If only because we have already learned that despair and the desire for a dignified life cannot be stopped by border police or walls, no matter how high or intimidating they may seem, we ought to draw an alternative path which, in accordance with our principles and obligations, at least takes into account the imperative need:

  • For a political education drive to debunk the myths and misinformation and present a fair and real picture of the actual situation. This means recalling the fact, for example, that no more than 250 million people live permanently in a country other than the one in which they were born; in other words, only 3.3 per cent of the world’s population. And to debunk the myth of an invasion, so effectively peddled by populists, it is sufficient to recall that nine out of every ten African and eight out of every ten Asian migrants move to another country on their own continent. Similarly, to counter the argument that they place an excessive burden on the state’s coffers, there is ample data demonstrating that they contribute much more to the host states than they receive through social policies, both thanks to their contribution to the labour market and public revenues, via taxes, and the rejuvenation of populations as old as those in the EU-27.
  • To explore another path, with a perspective that must be multilateral and multidimensional, which seeks the full integration, social, political and economic, of those already in the EU, whilst combating xenophobia with an educational approach that must be led by the public authorities, education systems and the media, and that gives substance to the concept of equal opportunities. It also means using some of the enormous resources at our disposal to alleviate the hardships people face, be it in their home or host countries, reopening the possibility of being able to submit asylum and refugee applications to the consulates and embassies of any country in the European Union from their home countries, rather than having them risk their lives by placing them in the hands of murderous mafias so that they can physically submit their applications in the destination country.
  • To understand, finally, that the problem is not them coming, but them not coming. Given the EU’s demographic situation and prospects, which can be summarised as low natural population growth and increasing ageing, we clearly ought to acknowledge that we need people to come, not that this means that they alone represent the solution to the problem. At the same time, to avoid the inevitable repercussions of uncontrolled population flows, we need to examine how we can contribute to creating dignified living conditions for people, no matter where they live. One conclusion we can quickly draw is that the developed countries’ commitment, as mythical as it is unfulfilled, to devote 0.7 per cent of their GDP to developing countries is not enough. It is essential that we rethink the current trade model, aspiring to make it truly fair, along with the discriminatory international financial architecture of our time, our management of the foreign debt improperly accumulated by many developing countries (or, rather, those ruling them) or the barriers to technology transfer, creating gaps that are crippling entire regions.

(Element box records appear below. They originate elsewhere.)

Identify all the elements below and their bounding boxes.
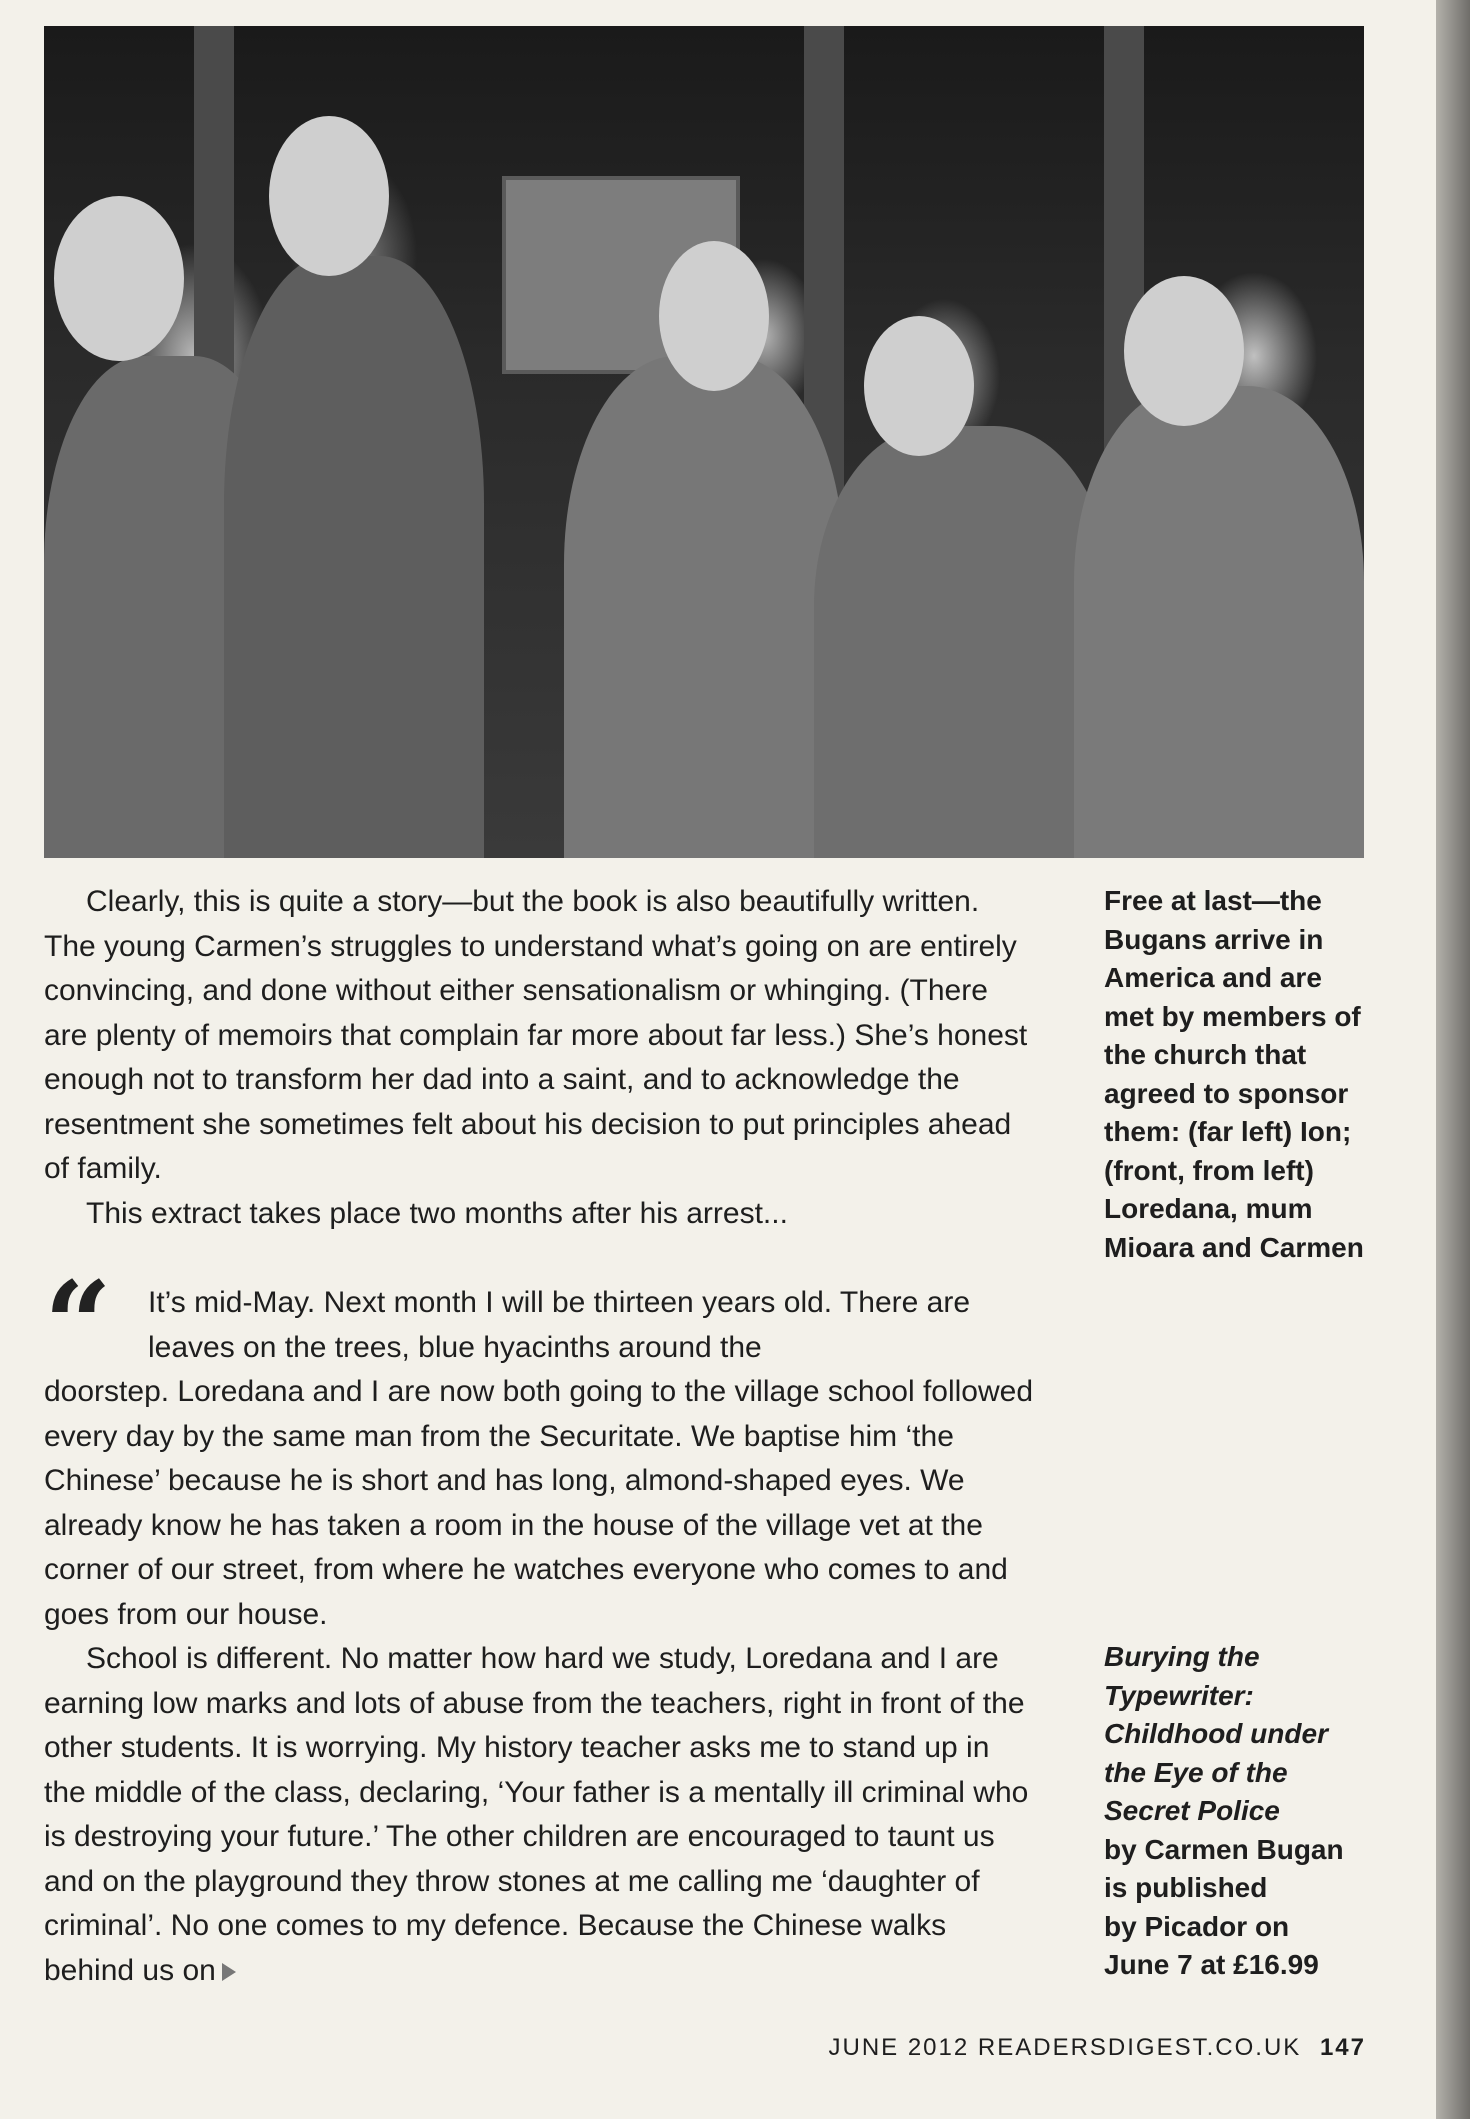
intro-paragraph: Clearly, this is quite a story—but the book is also beautifully written. The young Carmen’s struggles to understand what’s going on are entirely convincing, and done without either sensationalism or whinging. (There are plenty of memoirs that complain far more about far less.) She’s honest enough not to transform her dad into a saint, and to acknowledge the resentment she sometimes felt about his decision to put principles ahead of family.: [44, 885, 1028, 1185]
photo-face: [54, 196, 184, 361]
page-footer: [786, 2034, 1366, 2062]
page-number: 147: [1319, 2034, 1366, 2061]
page-edge-shadow: [1436, 0, 1470, 2119]
photo-face: [1124, 276, 1244, 426]
book-title: Burying the Typewriter: Childhood under the Eye of the Secret Police: [1104, 1641, 1328, 1826]
photo-person: [224, 256, 484, 858]
extract-paragraph-1: doorstep. Loredana and I are now both going to the village school followed every day by the same man from the Securitate. We baptise him ‘the Chinese’ because he is short and has long, almond-shaped eyes. We already know he has taken a room in the house of the village vet at the corner of our street, from where he watches everyone who comes to and goes from our house.: [44, 1375, 1034, 1631]
photo-face: [659, 241, 769, 391]
photo-face: [269, 116, 389, 276]
photo-person: [814, 426, 1114, 858]
book-date-price: June 7 at £16.99: [1104, 1949, 1319, 1980]
extract-paragraph-2: [44, 1637, 1034, 1993]
footer-site: READERSDIGEST.CO.UK: [977, 2034, 1302, 2061]
book-info: [1104, 1638, 1366, 1985]
photo-person: [564, 356, 844, 858]
photo-face: [864, 316, 974, 456]
family-arrival-photo: [44, 26, 1364, 858]
opening-quote-mark: “: [44, 1255, 112, 1394]
book-publisher: by Picador on: [1104, 1910, 1290, 1942]
book-author: by Carmen Bugan: [1104, 1833, 1344, 1865]
photo-person: [1074, 386, 1364, 858]
extract-opening-lines: It’s mid-May. Next month I will be thirteen years old. There are leaves on the trees, blue hyacinths around the: [148, 1286, 970, 1364]
extract-paragraph-2-text: School is different. No matter how hard we study, Loredana and I are earning low marks and lots of abuse from the teachers, right in front of the other students. It is worrying. My history teacher asks me to stand up in the middle of the class, declaring, ‘Your father is a mentally ill criminal who is destroying your future.’ The other children are encouraged to taunt us and on the playground they throw stones at me calling me ‘daughter of criminal’. No one comes to my defence. Because the Chinese walks behind us on: [44, 1642, 1029, 1987]
continued-arrow-icon: [222, 1963, 236, 1981]
book-published: is published: [1104, 1872, 1268, 1903]
extract-note: This extract takes place two months after his arrest...: [86, 1197, 788, 1230]
photo-caption: Free at last—the Bugans arrive in America and are met by members of the church that agreed to sponsor them: (far left) Ion; (front, from left) Loredana, mum Mioara and Carmen: [1104, 885, 1364, 1263]
footer-issue: JUNE 2012: [828, 2034, 970, 2061]
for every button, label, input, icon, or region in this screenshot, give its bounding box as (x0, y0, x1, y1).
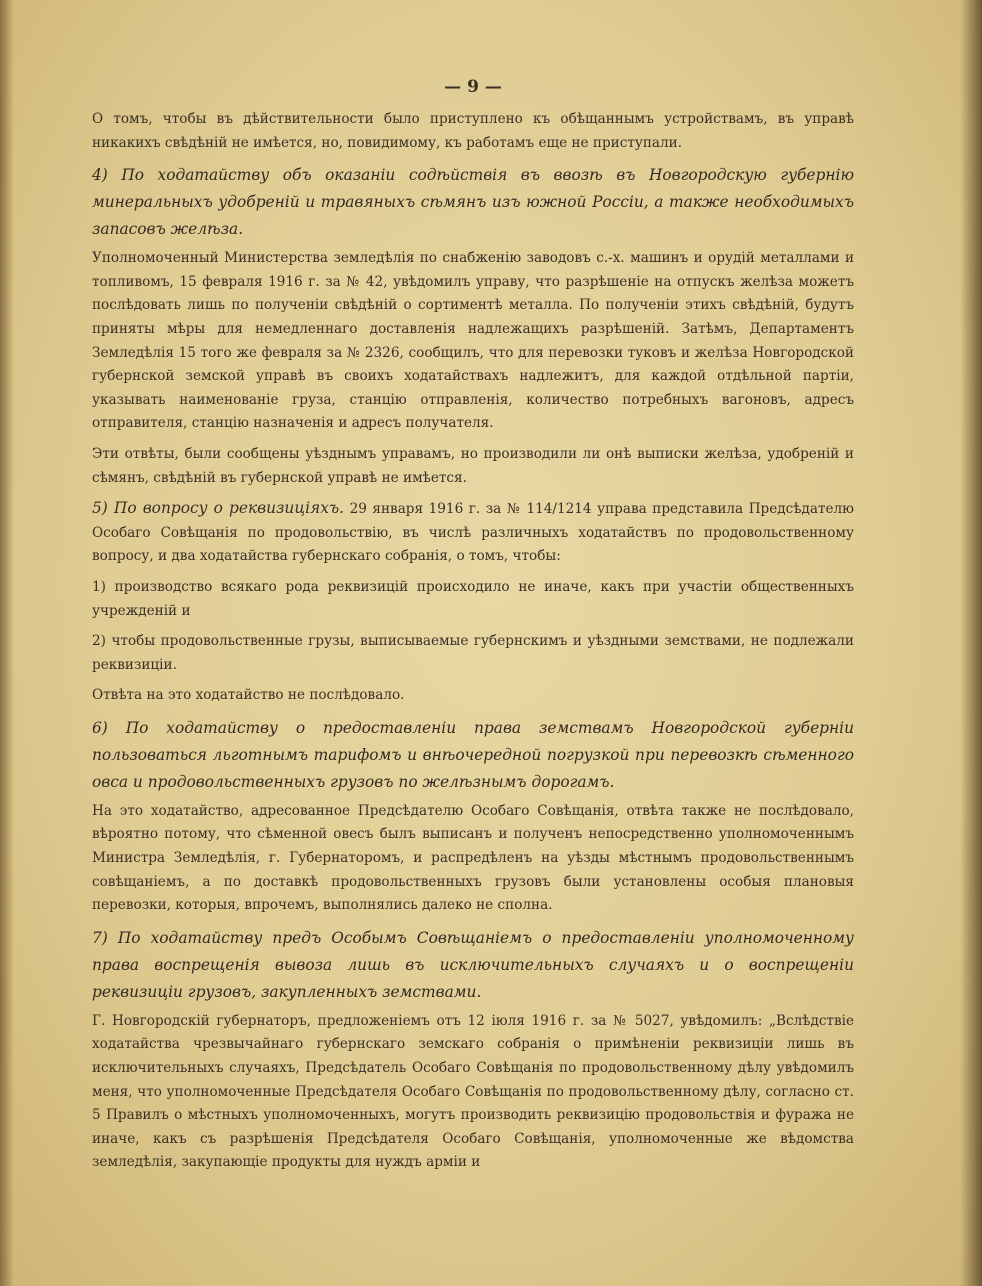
paragraph-section-7-body: Г. Новгородскій губернаторъ, предложеніемъ отъ 12 іюля 1916 г. за № 5027, увѣдомилъ: „Вслѣдствіе ходатайства чрезвычайнаго губернскаго земскаго собранія о примѣненіи реквизиціи лишь въ исключительныхъ случаяхъ, Предсѣдатель Особаго Совѣщанія по продовольственному дѣлу увѣдомилъ меня, что уполномоченные Предсѣдателя Особаго Совѣщанія по продовольственному дѣлу, согласно ст. 5 Правилъ о мѣстныхъ уполномоченныхъ, могутъ производить реквизицію продовольствія и фуража не иначе, какъ съ разрѣшенія Предсѣдателя Особаго Совѣщанія, уполномоченные же вѣдомства земледѣлія, закупающіе продукты для нуждъ арміи и (92, 1012, 854, 1171)
page-right-edge (960, 0, 982, 1286)
list-item-2: 2) чтобы продовольственные грузы, выписываемые губернскимъ и уѣздными земствами, не подлежали реквизиціи. (92, 633, 854, 673)
paragraph-intro: О томъ, чтобы въ дѣйствительности было приступлено къ обѣщаннымъ устройствамъ, въ управѣ никакихъ свѣдѣній не имѣется, но, повидимому, къ работамъ еще не приступали. (92, 111, 854, 151)
page-left-edge (0, 0, 14, 1286)
paragraph-no-reply: Отвѣта на это ходатайство не послѣдовало. (92, 687, 405, 704)
paragraph-section-4-replies: Эти отвѣты, были сообщены уѣзднымъ управамъ, но производили ли онѣ выписки желѣза, удобреній и сѣмянъ, свѣдѣній въ губернской управѣ не имѣется. (92, 445, 854, 486)
text-column (92, 70, 854, 1182)
paragraph-section-6-body: На это ходатайство, адресованное Предсѣдателю Особаго Совѣщанія, отвѣта также не послѣдовало, вѣроятно потому, что сѣменной овесъ былъ выписанъ и полученъ непосредственно уполномоченнымъ Министра Земледѣлія, г. Губернаторомъ, и распредѣленъ на уѣзды мѣстнымъ продовольственнымъ совѣщаніемъ, а по доставкѣ продовольственныхъ грузовъ были установлены особыя плановыя перевозки, которыя, впрочемъ, выполнялись далеко не сполна. (92, 802, 854, 914)
section-heading-4: 4) По ходатайству объ оказаніи содѣйствія въ ввозѣ въ Новгородскую губернію минеральныхъ удобреній и травяныхъ сѣмянъ изъ южной Россіи, а также необходимыхъ запасовъ желѣза. (92, 166, 854, 239)
list-item-1: 1) производство всякаго рода реквизицій происходило не иначе, какъ при участіи общественныхъ учрежденій и (92, 578, 854, 619)
page-number: — 9 — (444, 77, 502, 97)
paragraph-section-5 (92, 497, 854, 569)
paragraph-section-4-body: Уполномоченный Министерства земледѣлія по снабженію заводовъ с.-х. машинъ и орудій металлами и топливомъ, 15 февраля 1916 г. за № 42, увѣдомилъ управу, что разрѣшеніе на отпускъ желѣза можетъ послѣдовать лишь по полученіи свѣдѣній о сортиментѣ металла. По полученіи этихъ свѣдѣній, будутъ приняты мѣры для немедленнаго доставленія надлежащихъ разрѣшеній. Затѣмъ, Департаментъ Земледѣлія 15 того же февраля за № 2326, сообщилъ, что для перевозки туковъ и желѣза Новгородской губернской земской управѣ въ своихъ ходатайствахъ надлежитъ, для каждой отдѣльной партіи, указывать наименованіе груза, станцію отправленія, количество потребныхъ вагоновъ, адресъ отправителя, станцію назначенія и адресъ получателя. (92, 250, 854, 432)
section-5-body: 29 января 1916 г. за № 114/1214 управа представила Предсѣдателю Особаго Совѣщанія по продовольствію, въ числѣ различныхъ ходатайствъ по продовольственному вопросу, и два ходатайства губернскаго собранія, о томъ, чтобы: (92, 501, 854, 565)
section-heading-6: 6) По ходатайству о предоставленіи права земствамъ Новгородской губерніи пользоваться льготнымъ тарифомъ и внѣочередной погрузкой при перевозкѣ сѣменного овса и продовольственныхъ грузовъ по желѣзнымъ дорогамъ. (92, 718, 854, 791)
section-heading-5: 5) По вопросу о реквизиціяхъ. (92, 499, 345, 518)
section-heading-7: 7) По ходатайству предъ Особымъ Совѣщаніемъ о предоставленіи уполномоченному права воспрещенія вывоза лишь въ исключительныхъ случаяхъ и о воспрещеніи реквизиціи грузовъ, закупленныхъ земствами. (92, 928, 854, 1001)
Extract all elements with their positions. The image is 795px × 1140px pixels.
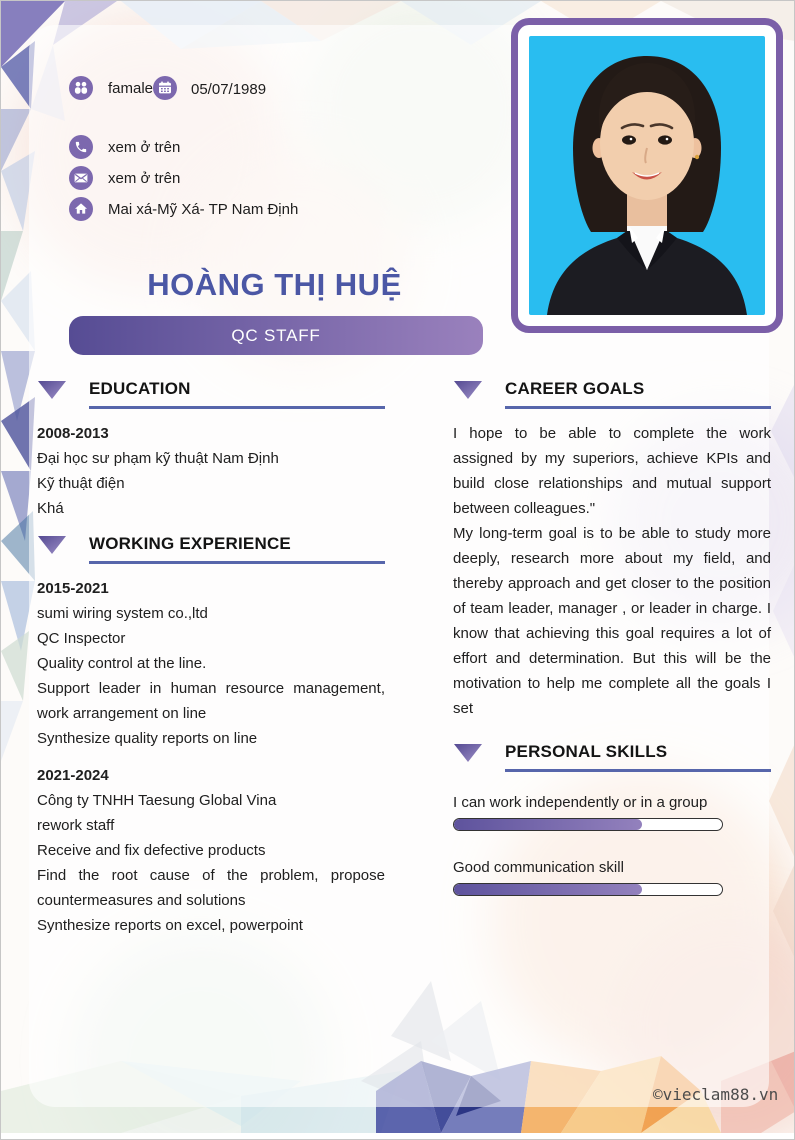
- personal-skills-title: PERSONAL SKILLS: [505, 742, 771, 772]
- career-goals-body: [453, 421, 771, 721]
- career-paragraph: My long-term goal is to be able to study more deeply, research more about my field, and thereby approach and get closer to the position of team leader, manager , or leader in charge. I know that achieving this goal requires a lot of effort and determination. But this will be the motivation to help me complete all the goals I set: [453, 525, 771, 717]
- section-triangle-icon: [454, 744, 482, 762]
- job-line: rework staff: [37, 817, 115, 834]
- calendar-icon: [153, 76, 177, 100]
- contact-row-gender-dob: [69, 76, 489, 134]
- profile-photo-frame: [511, 18, 783, 333]
- gender-icon: [69, 76, 93, 100]
- job-line: Support leader in human resource management, work arrangement on line: [37, 680, 385, 722]
- career-goals-section-header: [453, 379, 771, 409]
- profile-photo: [529, 36, 765, 315]
- mail-icon: [69, 166, 93, 190]
- experience-section-header: [37, 534, 385, 564]
- phone-value: xem ở trên: [108, 138, 181, 156]
- left-column: [37, 379, 385, 938]
- job-line: Receive and fix defective products: [37, 842, 266, 859]
- job-line: Quality control at the line.: [37, 655, 207, 672]
- skill-progress-bar: [453, 818, 723, 831]
- job-period: 2015-2021: [37, 580, 109, 597]
- contact-row-email: [69, 166, 180, 190]
- personal-skills-section-header: [453, 742, 771, 772]
- education-line: Kỹ thuật điện: [37, 475, 125, 492]
- section-triangle-icon: [38, 536, 66, 554]
- address-value: Mai xá-Mỹ Xá- TP Nam Định: [108, 200, 299, 218]
- skill-label: I can work independently or in a group: [453, 794, 708, 811]
- job-title-badge: [69, 316, 483, 355]
- experience-job-1: [37, 576, 385, 751]
- section-triangle-icon: [38, 381, 66, 399]
- job-line: QC Inspector: [37, 630, 126, 647]
- job-title: QC STAFF: [231, 325, 321, 345]
- education-line: Khá: [37, 500, 64, 517]
- dob-value: 05/07/1989: [191, 81, 267, 98]
- section-triangle-icon: [454, 381, 482, 399]
- job-line: Find the root cause of the problem, propose countermeasures and solutions: [37, 867, 385, 909]
- contact-row-phone: [69, 135, 180, 159]
- right-column: [453, 379, 771, 896]
- candidate-name: HOÀNG THỊ HUỆ: [147, 267, 402, 302]
- site-watermark: ©vieclam88.vn: [653, 1085, 779, 1104]
- skill-progress-bar: [453, 883, 723, 896]
- experience-job-2: [37, 763, 385, 938]
- job-line: Công ty TNHH Taesung Global Vina: [37, 792, 277, 809]
- job-line: Synthesize reports on excel, powerpoint: [37, 917, 303, 934]
- skill-progress-fill: [454, 819, 642, 830]
- education-section-header: [37, 379, 385, 409]
- job-period: 2021-2024: [37, 767, 109, 784]
- career-paragraph: I hope to be able to complete the work assigned by my superiors, achieve KPIs and build close relationships and mutual support between colleagues.": [453, 425, 771, 517]
- experience-title: WORKING EXPERIENCE: [89, 534, 385, 564]
- career-goals-title: CAREER GOALS: [505, 379, 771, 409]
- home-icon: [69, 197, 93, 221]
- skill-label: Good communication skill: [453, 859, 624, 876]
- phone-icon: [69, 135, 93, 159]
- contact-row-address: [69, 197, 298, 221]
- education-body: [37, 421, 385, 521]
- job-line: Synthesize quality reports on line: [37, 730, 258, 747]
- education-title: EDUCATION: [89, 379, 385, 409]
- email-value: xem ở trên: [108, 169, 181, 187]
- education-period: 2008-2013: [37, 425, 109, 442]
- skill-progress-fill: [454, 884, 642, 895]
- gender-value: famale: [108, 80, 154, 97]
- job-line: sumi wiring system co.,ltd: [37, 605, 208, 622]
- education-line: Đại học sư phạm kỹ thuật Nam Định: [37, 450, 279, 467]
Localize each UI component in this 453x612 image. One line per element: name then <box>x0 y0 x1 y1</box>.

And so, if only out of wise selfishness, a project should be built that is very different from the present one, a project that understands that it is impossible, in our present-day world, to create an impenetrable fortress within which we can hide and ignore what is happening outside. For the sake of our own development and safety, it is therefore essential that we contribute directly to the development and safety of those around us. For the moment, what the European Commission has just presented (on 23 September), under what it has magniloquently named the New Pact on Migration and Asylum seems to have grasped the nettle (abolishing the Dublin Regulation; establishing a solidarity mechanism...). It remains to be seen whether the member states, which hold the bulk of the responsibility and real powers in this area, are prepared to implement it.

This article has been translated from Spanish.